My suspicions on mental states seem to be at least partially supported by evidence. Tansy Brook, an employee of Neurosky, discussed her company's work on measuring alpha and beta waves to understand focus and relaxation. Alpha waves correlate to states of relaxation and beta waves relate to focus. While brainwaves only roughly correspond to specific brain activity, some differences in focus can be determined from the amplitude of waves – for example, math problem produce higher beta waves than reading. In traditional cognitive tasks, such as said math problems, subjects tend to show high focus but much lower relaxation. On the other hand, Olympic archers tend to be both very focused and very relaxed. With athletes in general, there is a mix of alpha and beta waves, suggesting both relaxation and cognitive engagement.
This line of inquiry leads to the last major point -- which didn't get much time in the discussion -- the issue of how you actually track attention and focus. EEGs provide one means of attempting to quantify the level of focus. But w;hat options are available that don't require a laboratory setting? Surprisingly, there isn't much I could find. Cognition and learning tests, including the sustained attention to response task (SART), offer a possible means of (intrusively) trying to quantify focus at any given instance. My friend Kyle of OpenYou also suggested the incorporation of other sensors like pedometers, webcams or Microsoft Kinect to try and build up a picture of our focus. However, most sensor-based methods would require some calibration against an external "gold standard" measure of attention and focus. I'm not sure what such a measure would look like, if it even exists.

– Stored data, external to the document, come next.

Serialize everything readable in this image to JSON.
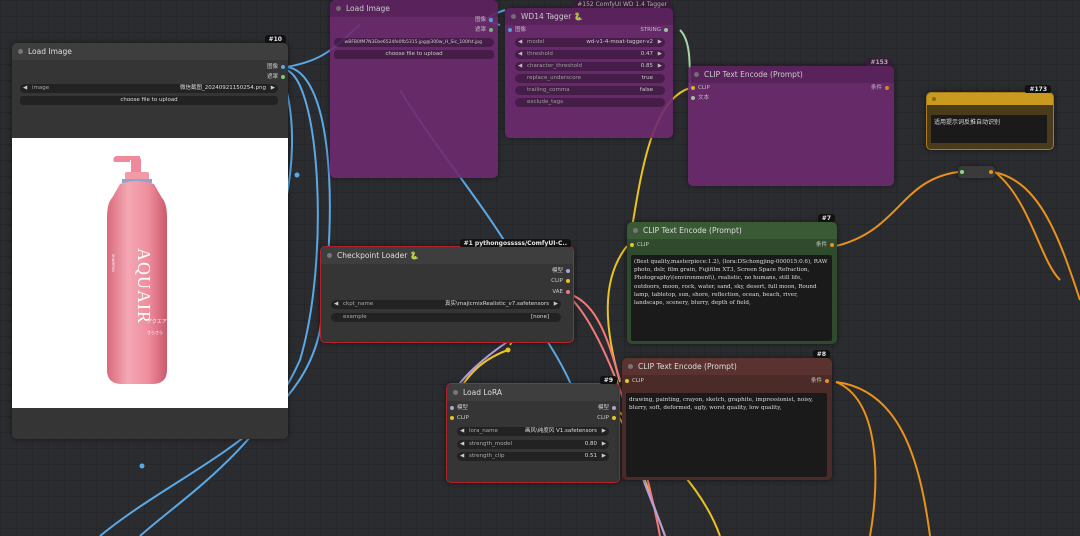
{
  "colors": {
    "purple": "#6e2a70",
    "green": "#2f4a2c",
    "red_border": "#b0232a",
    "brown": "#4a2b28",
    "gold": "#a87c16"
  },
  "bg_load_image": {
    "title": "Load Image",
    "filename": "wBFB0fM7N3Ebe6524fe0fb5315.jpg@300w_H_Sic_100fst.jpg",
    "upload": "choose file to upload",
    "out1": "图像",
    "out2": "遮罩"
  },
  "bg_tagger": {
    "title": "WD14 Tagger 🐍",
    "badge": "#152 ComfyUI WD 1.4 Tagger",
    "input": "图像",
    "output": "STRING",
    "widgets": [
      {
        "label": "model",
        "value": "wd-v1-4-moat-tagger-v2"
      },
      {
        "label": "threshold",
        "value": "0.47"
      },
      {
        "label": "character_threshold",
        "value": "0.85"
      },
      {
        "label": "replace_underscore",
        "value": "true"
      },
      {
        "label": "trailing_comma",
        "value": "false"
      },
      {
        "label": "exclude_tags",
        "value": ""
      }
    ]
  },
  "bg_clip": {
    "title": "CLIP Text Encode (Prompt)",
    "badge": "#153",
    "in1": "CLIP",
    "in2": "文本",
    "out": "条件"
  },
  "note": {
    "badge": "#173",
    "text": "适用提示词反推自动识别"
  },
  "load_image": {
    "badge": "#10",
    "title": "Load Image",
    "out1": "图像",
    "out2": "遮罩",
    "image_label": "image",
    "image_value": "微信截图_20240921150254.png",
    "upload": "choose file to upload",
    "product": {
      "brand": "AQUAIR",
      "jp": "アクエア",
      "sub": "SHAMPOO",
      "small": "さらさら"
    }
  },
  "checkpoint": {
    "badge": "#1 pythongosssss/ComfyUI-C..",
    "title": "Checkpoint Loader 🐍",
    "out1": "模型",
    "out2": "CLIP",
    "out3": "VAE",
    "ckpt_label": "ckpt_name",
    "ckpt_value": "真实\\majicmixRealistic_v7.safetensors",
    "example_label": "example",
    "example_value": "[none]"
  },
  "lora": {
    "badge": "#9",
    "title": "Load LoRA",
    "in1": "模型",
    "in2": "CLIP",
    "out1": "模型",
    "out2": "CLIP",
    "widgets": [
      {
        "label": "lora_name",
        "value": "画风\\纯度风 V1.safetensors"
      },
      {
        "label": "strength_model",
        "value": "0.80"
      },
      {
        "label": "strength_clip",
        "value": "0.51"
      }
    ]
  },
  "clip_pos": {
    "badge": "#7",
    "title": "CLIP Text Encode (Prompt)",
    "in": "CLIP",
    "out": "条件",
    "text": "(Best quality,masterpiece:1.2), (lora:DSchongjing-000015:0.6), RAW photo, dslr, film grain, Fujifilm XT3, Screen Space Refraction, Photography\\(environment\\), realistic, no humans, still life, outdoors, moon, rock, water, sand, sky, desert, full moon, Round lamp, tabletop, sun, shore, reflection, ocean, beach, river, landscape, scenery, blurry, depth of field,"
  },
  "clip_neg": {
    "badge": "#8",
    "title": "CLIP Text Encode (Prompt)",
    "in": "CLIP",
    "out": "条件",
    "text": "drawing, painting, crayon, sketch, graphite, impressionist, noisy, blurry, soft, deformed, ugly, worst quality, low quality,"
  }
}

As I mentioned in the session, I ended up quickly modifying a window tracking^3 on Github to provide detailed information about how long each window is in the foreground. Beau Gunderson ended up producing a similar logging app for Windows. These are rough sketches at best and provide attention data in only the rawest sense. To be meaningful, the output would need to be compared against some external measure of focus to correlate to something meaningful.
With that, I'll try and wrap this up because the post is already far too long. There are a lot of other topics I didn't get to touch on here. For more notes from the session, please have a look at:
If this topic interests you, I've set up an Attention tracking Google group to continue discussion. Things are just getting started -- mostly due to my lack of effort -- but should hopefully pick up shortly. Some topics I'd like to see explored further include:
- What aspect of attention tracking interests you most? Number of distractions? Focus/intensity? Productivity measures? Something else?
- How would measure it? Ideally, both on the computer and off?
- Given most people showed up wishing they did a better job at their respective aspect, what change or experiment would you propose for making use of your metric?
To conclude, a lot of understanding attention requires a deeper understanding of your own mind, both to introspect and identify its current state and to apply specific manipulations to alter that state. In all cases it's slow process of gaining insight and exercising a "muscle" that you never knew you had.